Carbon Market Framework Needed to Preserve Investment, CEPS Says

United Nations climate envoys must start coordinating data on how carbon markets cut greenhouse gases, or risk undermining investment in clean technologies, according to the Centre for European Policy Studies.

Talks on linking carbon markets and emission-reduction programs from China to California and Quebec will continue in May after UN envoys failed to agree on a so-called framework for various approaches in Warsaw last month, according to Andrei Marcu, head of CEPS’s carbon market forum in Brussels. Marcu helped advise the Polish presidency at the UN negotiations.

The biggest nations by population including India, the U.S. and Brazil are considering markets to help protect the climate, according to the Partnership for Market Readiness. The climate deal adopted Nov. 23 in the Polish capital set out steps toward the next agreement on reducing emissions blamed for increasing the Earth’s temperature. Envoys aim to adopt the package in 2015 and bring it into force from 2020, replacing the Kyoto Protocol.

“Some developing countries don’t trust markets, period,” Marcu said. “Others understand they are a very critical part of the 2015 agreement, but don’t want to prejudge that deal.”

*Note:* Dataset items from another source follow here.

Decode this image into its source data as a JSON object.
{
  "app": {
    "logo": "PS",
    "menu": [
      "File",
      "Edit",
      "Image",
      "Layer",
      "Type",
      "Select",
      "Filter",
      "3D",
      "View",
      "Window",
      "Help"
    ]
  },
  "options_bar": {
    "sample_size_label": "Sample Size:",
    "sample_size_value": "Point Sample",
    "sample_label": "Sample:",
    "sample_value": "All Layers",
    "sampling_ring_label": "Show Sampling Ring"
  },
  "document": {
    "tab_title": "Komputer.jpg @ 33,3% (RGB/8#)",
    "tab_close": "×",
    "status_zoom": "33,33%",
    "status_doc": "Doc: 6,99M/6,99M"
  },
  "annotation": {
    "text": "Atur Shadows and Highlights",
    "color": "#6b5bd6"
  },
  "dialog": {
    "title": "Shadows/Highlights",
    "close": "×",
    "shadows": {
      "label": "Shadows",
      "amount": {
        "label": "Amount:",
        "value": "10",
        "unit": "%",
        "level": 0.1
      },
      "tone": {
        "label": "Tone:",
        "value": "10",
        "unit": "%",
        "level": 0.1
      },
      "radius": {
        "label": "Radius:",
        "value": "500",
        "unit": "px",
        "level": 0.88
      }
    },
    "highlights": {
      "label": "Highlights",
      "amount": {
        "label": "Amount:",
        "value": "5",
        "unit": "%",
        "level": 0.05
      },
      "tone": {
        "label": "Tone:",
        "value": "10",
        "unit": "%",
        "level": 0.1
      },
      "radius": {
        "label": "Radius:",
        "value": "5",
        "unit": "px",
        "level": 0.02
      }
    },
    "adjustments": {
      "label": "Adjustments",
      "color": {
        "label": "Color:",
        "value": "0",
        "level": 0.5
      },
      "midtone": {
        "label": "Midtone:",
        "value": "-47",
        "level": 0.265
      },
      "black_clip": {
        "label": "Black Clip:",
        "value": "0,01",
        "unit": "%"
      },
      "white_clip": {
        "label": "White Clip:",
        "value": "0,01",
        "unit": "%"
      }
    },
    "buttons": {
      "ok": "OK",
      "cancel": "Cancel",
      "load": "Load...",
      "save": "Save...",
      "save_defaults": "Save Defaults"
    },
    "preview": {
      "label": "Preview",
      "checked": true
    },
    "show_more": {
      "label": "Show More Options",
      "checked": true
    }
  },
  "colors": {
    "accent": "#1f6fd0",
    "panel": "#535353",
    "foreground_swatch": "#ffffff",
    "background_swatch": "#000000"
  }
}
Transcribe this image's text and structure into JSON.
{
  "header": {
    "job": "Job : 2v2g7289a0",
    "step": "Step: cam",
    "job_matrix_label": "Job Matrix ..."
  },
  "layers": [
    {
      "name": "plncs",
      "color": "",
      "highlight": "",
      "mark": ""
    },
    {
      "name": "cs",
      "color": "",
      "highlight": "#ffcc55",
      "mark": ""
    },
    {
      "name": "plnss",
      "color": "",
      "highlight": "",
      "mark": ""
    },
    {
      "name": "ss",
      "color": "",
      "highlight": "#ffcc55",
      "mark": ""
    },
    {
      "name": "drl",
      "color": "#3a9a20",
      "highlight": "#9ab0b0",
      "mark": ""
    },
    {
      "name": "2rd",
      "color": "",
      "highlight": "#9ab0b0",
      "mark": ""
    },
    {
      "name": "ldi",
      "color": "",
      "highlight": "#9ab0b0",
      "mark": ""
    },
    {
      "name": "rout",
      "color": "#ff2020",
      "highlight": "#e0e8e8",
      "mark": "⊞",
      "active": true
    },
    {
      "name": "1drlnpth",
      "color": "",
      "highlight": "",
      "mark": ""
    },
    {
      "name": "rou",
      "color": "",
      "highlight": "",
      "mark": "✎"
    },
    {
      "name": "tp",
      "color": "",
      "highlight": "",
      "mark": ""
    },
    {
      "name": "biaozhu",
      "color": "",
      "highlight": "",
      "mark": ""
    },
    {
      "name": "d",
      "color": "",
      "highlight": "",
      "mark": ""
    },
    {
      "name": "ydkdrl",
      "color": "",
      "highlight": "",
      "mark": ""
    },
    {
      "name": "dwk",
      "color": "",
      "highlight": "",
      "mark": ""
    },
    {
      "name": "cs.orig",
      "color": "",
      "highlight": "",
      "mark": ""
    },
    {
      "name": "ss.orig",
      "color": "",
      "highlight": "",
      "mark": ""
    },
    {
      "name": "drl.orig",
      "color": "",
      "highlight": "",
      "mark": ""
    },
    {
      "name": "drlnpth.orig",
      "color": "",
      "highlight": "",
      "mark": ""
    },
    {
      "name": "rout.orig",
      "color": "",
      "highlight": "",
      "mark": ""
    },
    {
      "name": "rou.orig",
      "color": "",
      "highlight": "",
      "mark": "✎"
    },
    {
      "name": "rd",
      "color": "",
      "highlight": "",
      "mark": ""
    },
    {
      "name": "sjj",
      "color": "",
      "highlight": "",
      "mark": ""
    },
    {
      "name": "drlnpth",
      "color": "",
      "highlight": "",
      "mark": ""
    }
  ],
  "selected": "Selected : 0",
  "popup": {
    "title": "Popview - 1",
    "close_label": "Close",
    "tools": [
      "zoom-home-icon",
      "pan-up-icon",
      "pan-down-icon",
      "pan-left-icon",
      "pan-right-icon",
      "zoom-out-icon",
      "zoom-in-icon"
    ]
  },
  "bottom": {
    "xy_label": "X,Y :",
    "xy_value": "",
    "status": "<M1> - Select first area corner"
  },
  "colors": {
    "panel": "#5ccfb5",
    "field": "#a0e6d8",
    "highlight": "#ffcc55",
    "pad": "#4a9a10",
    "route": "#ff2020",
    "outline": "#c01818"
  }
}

Developed nations’ focus on promoting carbon markets around the world is “unbalanced,” Jiko Fatafehi Luveni, a Fijian delegate representing the Group of 77 developing nations and China, told delegates at the Warsaw conference on Nov. 19. Those countries should instead tighten their own emissions-reduction targets, she said.

China Exchanges

Beijing opened last month the third of seven carbon exchanges planned in China, which the government has said are a precursor to a national trading system as soon as 2016. China joined India at this month’s climate talks in Warsaw in resisting longer-term commitments until the U.S. and Europe agree to a heavier burden.

“There’s momentum behind markets” from nations including China and states such as California, though it’s too early to say whether envoys will agree a framework, David Abbass, a spokesman for the UN Framework Convention on Climate Change in Bonn, said by phone yesterday.

Having a framework doesn’t require nations to put markets in place if they don’t want to, Marcu said. “It’s about protocols for integrating them” should they wish to.

A framework should first get information from countries to build the accounting system that will be developed, he said. It won’t set accounting rules and can be adjusted according to the progress of negotiations for the 2020 deal, Marcu said.

“Although a single global pricing architecture would always be preferable, politically that isn’t a current reality,” David Hone, climate adviser to Royal Dutch Shell Plc in London, said in an International Emissions Trading Association report last month. “Nevertheless, that shouldn’t be cause to lose sight of the goal of global carbon pricing, particularly given that without it the emissions issue is unlikely to be resolved.”